I’ve gotten a couple of emails asking how people can figure out which House and Senate districts they live in, now that the boundaries have been redrawn and the election is imminent. And it’s not easy information to find. And it can be complicated, because some people have new senators and representatives, and some people don’t.
But here’s how:
First, the most obvious and easiest way to get all your information is to check out The Gazette’s voter guide. You can find your legislative candidates specifically here. But if you want to explore the process on your own, then read on.
Check out this government website. Enter your address, and hit Go. A red diamond should come up on the map. Click on the diamond to make sure it’s the right address, and look around on the map at the streets surrounding it, just to make sure it’s the right location. On the left-hand side of the site page is a list of different district options, including 10-year-old district maps that applied until this year. For your NEW legislative districts, click either State Senate 2012 or State House of Representatives 2012. Boundaries should come up automatically on the map, and if you click anywhere within the boundary, the map will tell you which district you live in.
For example, if you type in The Gazette’s address, 30 S. Prospect St., I’ll find that the office is in House District 18 and Senate District 11. The IRRITATING part is that the site won’t tell you WHO represents those districts. Which means you have to go to an ENTIRELY DIFFERENT GOVERNMENT SITE to find out who your legislators are.
So if you aren’t sure about that, click here, to visit the state Legislature’s site. You can’t find the names of NEW legislators for the NEW districts, or the candidates for the new districts, but you can find the old ones. (I’ve listed the current ones below.)
But the site has contact information for all legislators, including representatives and senators. To search legislators by DISTRICT, click here. Search options for both the Senate and the House will show up on the left, and one of the choices listed is “by district.” Click that.
Then the site will list the last names of legislators numerically. If you click on any of the names, the site will give you further information on that legislator.
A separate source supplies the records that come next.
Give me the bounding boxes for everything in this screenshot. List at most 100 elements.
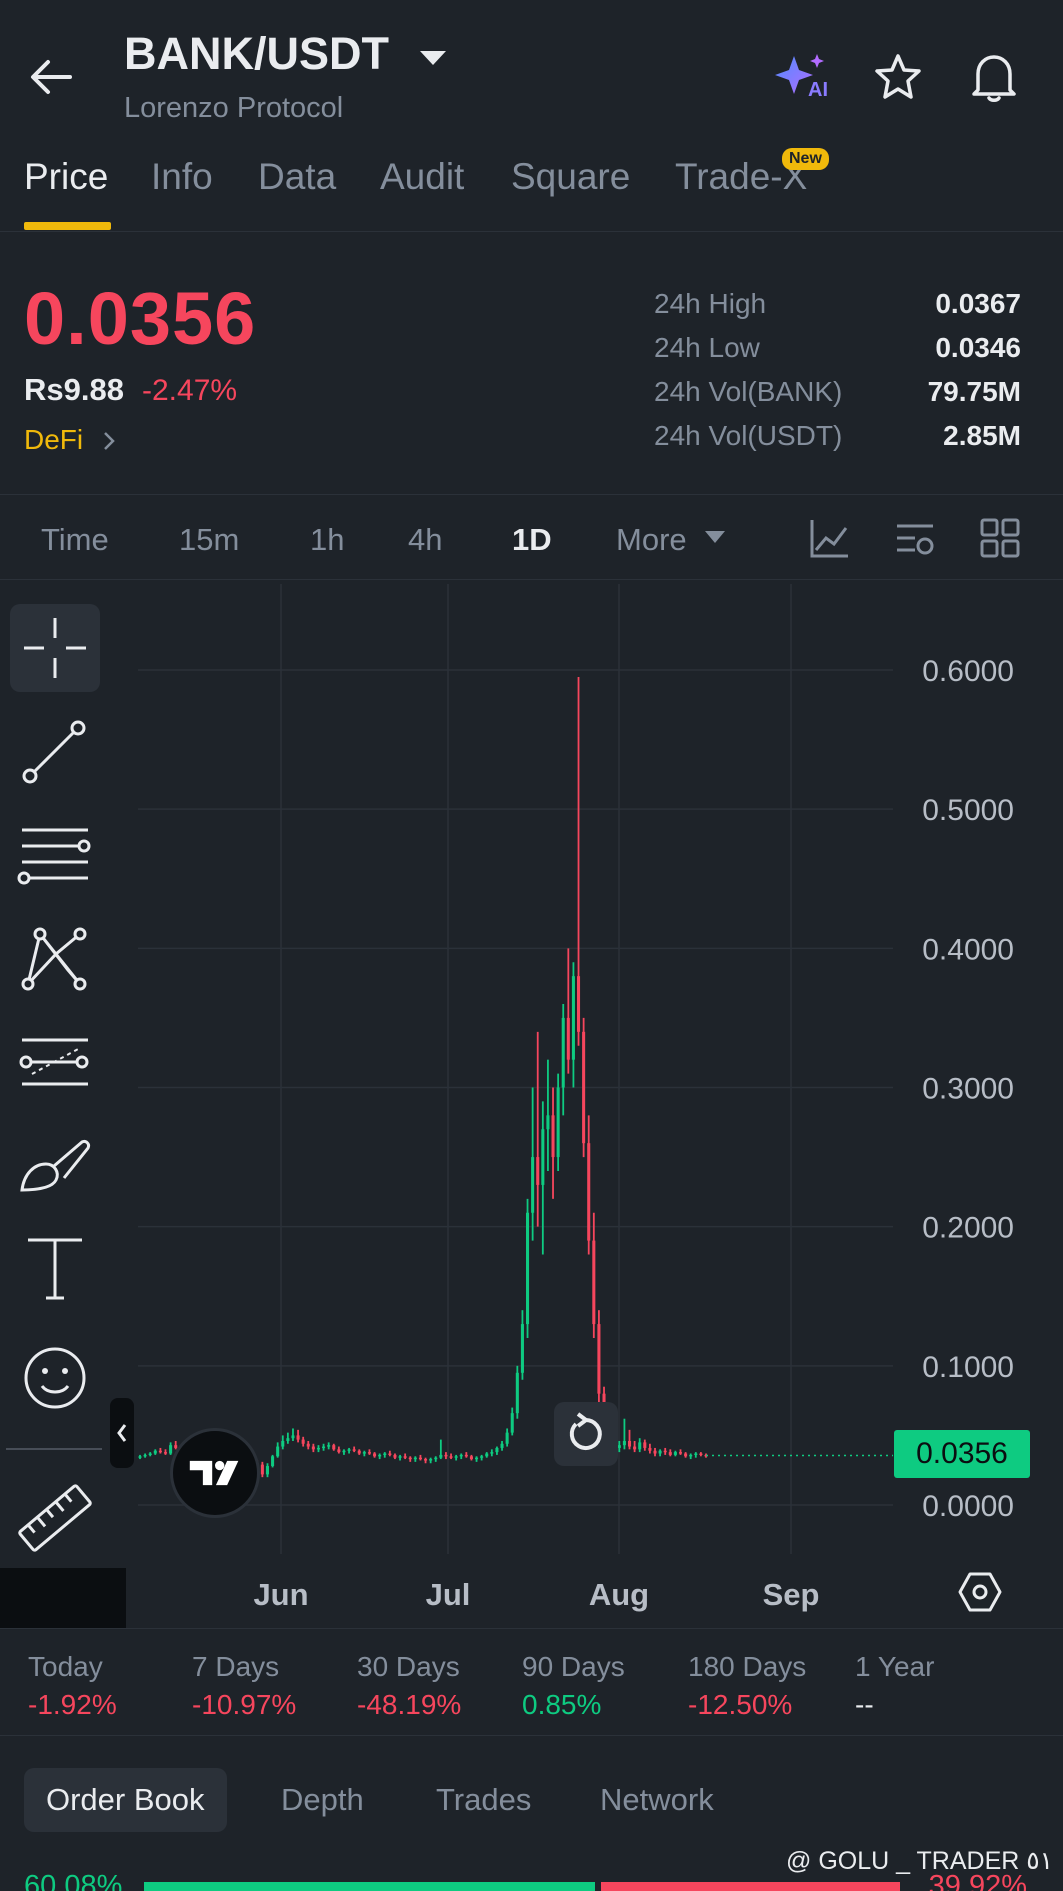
text-tool-icon[interactable] [10,1224,100,1312]
candle-body [265,1466,270,1475]
indicator-settings-icon[interactable] [893,516,937,560]
candle-body [286,1438,290,1441]
pattern-icon[interactable] [10,914,100,1002]
candle-body [673,1452,677,1455]
interval-4h[interactable]: 4h [408,522,442,558]
tab-audit[interactable]: Audit [380,156,464,198]
candle-body [648,1447,652,1451]
candle-body [408,1457,412,1460]
grid-layout-icon[interactable] [978,516,1022,560]
buy-ratio: 60.08% [24,1870,123,1891]
candle-body [347,1449,351,1451]
active-tab-indicator [24,222,111,230]
candle-body [469,1456,473,1460]
settings-hex-icon[interactable] [958,1570,1002,1614]
candle-body [418,1457,422,1460]
candle-body [526,1212,530,1325]
tab-order-book[interactable]: Order Book [24,1768,227,1832]
tab-data[interactable]: Data [258,156,336,198]
interval-time[interactable]: Time [41,522,109,558]
bell-icon[interactable] [968,50,1020,104]
reset-icon [569,1412,602,1450]
ruler-icon[interactable] [10,1474,100,1562]
candle-body [393,1454,397,1458]
ai-sparkle-icon[interactable]: AI [774,52,834,102]
stat-label-vol-bank: 24h Vol(BANK) [654,376,843,407]
interval-15m[interactable]: 15m [179,522,239,558]
candle-body [689,1454,693,1457]
performance-row: Today -1.92% 7 Days -10.97% 30 Days -48.… [0,1628,1063,1736]
emoji-icon[interactable] [10,1334,100,1422]
tradingview-mark [189,1460,239,1486]
perf-value: -10.97% [192,1689,297,1720]
category-link[interactable]: DeFi [24,424,83,456]
buy-ratio-bar [144,1882,595,1891]
candle-body [403,1456,407,1458]
candle-body [352,1449,356,1451]
candle-body [475,1457,479,1460]
back-arrow-icon[interactable] [26,52,76,102]
perf-value: -- [855,1689,874,1720]
app-header: BANK/USDT Lorenzo Protocol AI [0,0,1063,140]
perf-value: -48.19% [357,1689,462,1720]
y-tick-label: 0.5000 [922,794,1014,827]
collapse-toolbar-button[interactable] [110,1398,134,1468]
horizontal-lines-icon[interactable] [10,810,100,898]
candle-body [439,1454,443,1458]
tab-price[interactable]: Price [24,156,108,198]
perf-label: 30 Days [357,1651,460,1682]
candle-body [454,1456,458,1458]
candle-body [699,1453,703,1456]
tab-depth[interactable]: Depth [259,1768,386,1832]
candle-body [653,1450,657,1454]
x-tick-label: Jul [426,1577,471,1612]
candle-body [311,1446,315,1450]
tradingview-logo-icon[interactable] [170,1428,260,1518]
fib-lines-icon[interactable] [10,1018,100,1106]
line-chart-icon[interactable] [808,516,852,560]
candle-body [373,1453,377,1457]
stat-value-vol-usdt: 2.85M [943,420,1021,451]
candle-body [617,1445,621,1448]
candle-body [663,1450,667,1453]
interval-more[interactable]: More [616,522,687,558]
perf-value: -1.92% [28,1689,117,1720]
candle-body [500,1443,504,1448]
tab-info[interactable]: Info [151,156,213,198]
candle-body [276,1446,280,1457]
candle-body [281,1440,285,1447]
last-price: 0.0356 [24,277,257,360]
candle-body [495,1447,499,1453]
candle-body [362,1452,366,1454]
candle-body [684,1453,688,1457]
tab-trades[interactable]: Trades [414,1768,553,1832]
caret-down-icon[interactable] [418,48,448,68]
candle-body [306,1443,310,1447]
trend-line-icon[interactable] [10,708,100,796]
tab-square[interactable]: Square [511,156,630,198]
perf-label: 1 Year [855,1651,935,1682]
candle-body [510,1413,514,1433]
candle-body [638,1442,642,1450]
interval-1h[interactable]: 1h [310,522,344,558]
crosshair-icon[interactable] [10,604,100,692]
perf-label: Today [28,1651,103,1682]
candle-body [505,1432,509,1444]
reset-chart-button[interactable] [554,1402,618,1466]
brush-icon[interactable] [10,1120,100,1208]
stat-value-low: 0.0346 [935,332,1021,363]
candle-body [378,1454,382,1457]
tab-network[interactable]: Network [578,1768,736,1832]
caret-down-icon[interactable] [704,530,726,544]
perf-label: 90 Days [522,1651,625,1682]
star-icon[interactable] [872,52,924,102]
candle-body [592,1240,596,1325]
pair-title[interactable]: BANK/USDT [124,28,389,80]
chevron-right-icon[interactable] [102,430,116,452]
interval-1d[interactable]: 1D [512,522,552,558]
candle-body [627,1440,632,1447]
candle-body [332,1445,336,1450]
candle-body [658,1450,662,1454]
candle-body [678,1452,683,1454]
stat-label-high: 24h High [654,288,767,319]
So The Gazette’s senator, in SD 11, is Majority Leader John Morse, D-Colorado Springs. And The Gazette’s representative, in HD 18, is Pete Lee, D-Colorado Springs. Those are two that haven’t changed since the maps have been redrawn.
All of this is stupidly complex and painful, so don’t feel bad if you don’t immediately get it all down. I’ve tried to explain it here as best I can. If you’re still confused, write me at firstname.lastname@example.org, and I’ll try to help.
Also, here is a list of the legislators, by the new district numbers, who represent at least some of El Paso County. The list includes incumbents and likely winners in highly Republican districts, and indicates the only three local races with Republican and Democratic candidates.
SD 2: Kevin Grantham, R, incumbent
SD 9: Kent Lambert, R, incumbent
SD 10: Owen Hill, R, candidate
SD 11: John Morse, D, incumbent
SD 12: Bill Cadman, R, incumbent
House District 14: Dan Nordberg, R, candidate
House District 15: Mark Waller, R, incumbent
House District 16: Janak Joshi, R, incumbent
House District 17: Mark Barker, R, incumbent, v. Tony Exum, D, candidate
House District 18: Pete Lee, D, incumbent, v. Jennifer George, R, candidate
House District 19: Amy Stephens, R, incumbent
House District 20: Bob Gardner, R, incumbent, v. Michael Goldsborough, D, candidate
House District 21: Lois Landgraf, R, candidate
Another route is to contact local party headquarters and ask them.
The office number of the El Paso County Republican Party is 719-578-0022. Their website is www.gopelpaso.com, and they have a long list of Republican candidates on it.
The office number of the El Paso County Democratic Party is 719-473-8713. Their website is www.peakdems.org.